The most common types of medication error in pediatric anesthesiology are wrong dose and syringe swap. Another source of medication error is syringe dead space, which is defined as residual volume left between the plunger and syringe tip after the total dose is given. A previous study showed potential for insulin dosing errors in neonates due to dead space.
Technical data from syringe manufacturer Becton Dickinson (USA) specifies dead space (percentage of total syringe capacity) in their 10-ml and 1-ml Luer-Lock syringes as follows: 0.1 ml (1%) and 0.07 ml (7%), respectively.

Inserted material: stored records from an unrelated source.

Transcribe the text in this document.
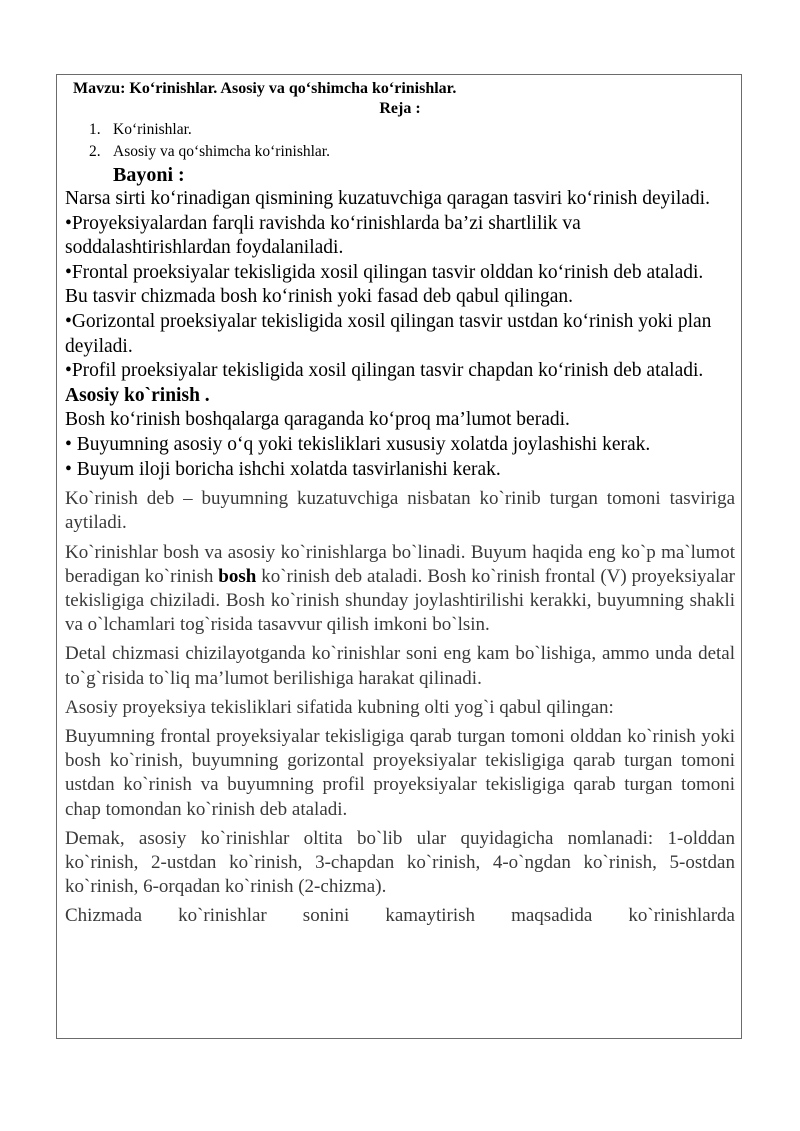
Mavzu: Ko‘rinishlar. Asosiy va qo‘shimcha ko‘rinishlar.
Reja :
1. Ko‘rinishlar.
2. Asosiy va qo‘shimcha ko‘rinishlar.
Bayoni :

Narsa sirti ko‘rinadigan qismining kuzatuvchiga qaragan tasviri ko‘rinish deyiladi.

•Proyeksiyalardan farqli ravishda ko‘rinishlarda ba’zi shartlilik va soddalashtirishlardan foydalaniladi.

•Frontal proeksiyalar tekisligida xosil qilingan tasvir olddan ko‘rinish deb ataladi.

Bu tasvir chizmada bosh ko‘rinish yoki fasad deb qabul qilingan.

•Gorizontal proeksiyalar tekisligida xosil qilingan tasvir ustdan ko‘rinish yoki plan deyiladi.

•Profil proeksiyalar tekisligida xosil qilingan tasvir chapdan ko‘rinish deb ataladi.

Asosiy ko`rinish .

Bosh ko‘rinish boshqalarga qaraganda ko‘proq ma’lumot beradi.

• Buyumning asosiy o‘q yoki tekisliklari xususiy xolatda joylashishi kerak.

• Buyum iloji boricha ishchi xolatda tasvirlanishi kerak.

Ko`rinish deb – buyumning kuzatuvchiga nisbatan ko`rinib turgan tomoni tasviriga aytiladi.

Ko`rinishlar bosh va asosiy ko`rinishlarga bo`linadi. Buyum haqida eng ko`p ma`lumot beradigan ko`rinish bosh ko`rinish deb ataladi. Bosh ko`rinish frontal (V) proyeksiyalar tekisligiga chiziladi. Bosh ko`rinish shunday joylashtirilishi kerakki, buyumning shakli va o`lchamlari tog`risida tasavvur qilish imkoni bo`lsin.

Detal chizmasi chizilayotganda ko`rinishlar soni eng kam bo`lishiga, ammo unda detal to`g`risida to`liq ma’lumot berilishiga harakat qilinadi.

Asosiy proyeksiya tekisliklari sifatida kubning olti yog`i qabul qilingan:

Buyumning frontal proyeksiyalar tekisligiga qarab turgan tomoni olddan ko`rinish yoki bosh ko`rinish, buyumning gorizontal proyeksiyalar tekisligiga qarab turgan tomoni ustdan ko`rinish va buyumning profil proyeksiyalar tekisligiga qarab turgan tomoni chap tomondan ko`rinish deb ataladi.

Demak, asosiy ko`rinishlar oltita bo`lib ular quyidagicha nomlanadi: 1-olddan ko`rinish, 2-ustdan ko`rinish, 3-chapdan ko`rinish, 4-o`ngdan ko`rinish, 5-ostdan ko`rinish, 6-orqadan ko`rinish (2-chizma).

Chizmada ko`rinishlar sonini kamaytirish maqsadida ko`rinishlarda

Dead space becomes important when administering small volumes of high-concentration medications. If a 1-month-old, 5-kg patient is to receive 2.5 μg (0.5 μg/kg) of IV fentanyl, the unit dose is 0.05 ml (50 μg/mL). If fentanyl is drawn up to the 0.05-ml mark (fig. 1) and the same syringe is used to flush the medication in-line using the push-pull method, the dose administered would be 0.07 ml + 0.05 ml = 0.12 ml, or 6 μg, which is more than twice the intended dose.
Best practice is to administer the dose and use a separate normal saline syringe to flush the IV line. Alternatively, dilution may mitigate the effect of dead space error by increasing the volume of the unit dose. Having anesthesiology and pharmacy devise a clinical plan to have prediluted medications readily available for clinical use is one solution, particularly where institutional policy prohibits dilution of medications outside of pharmacy.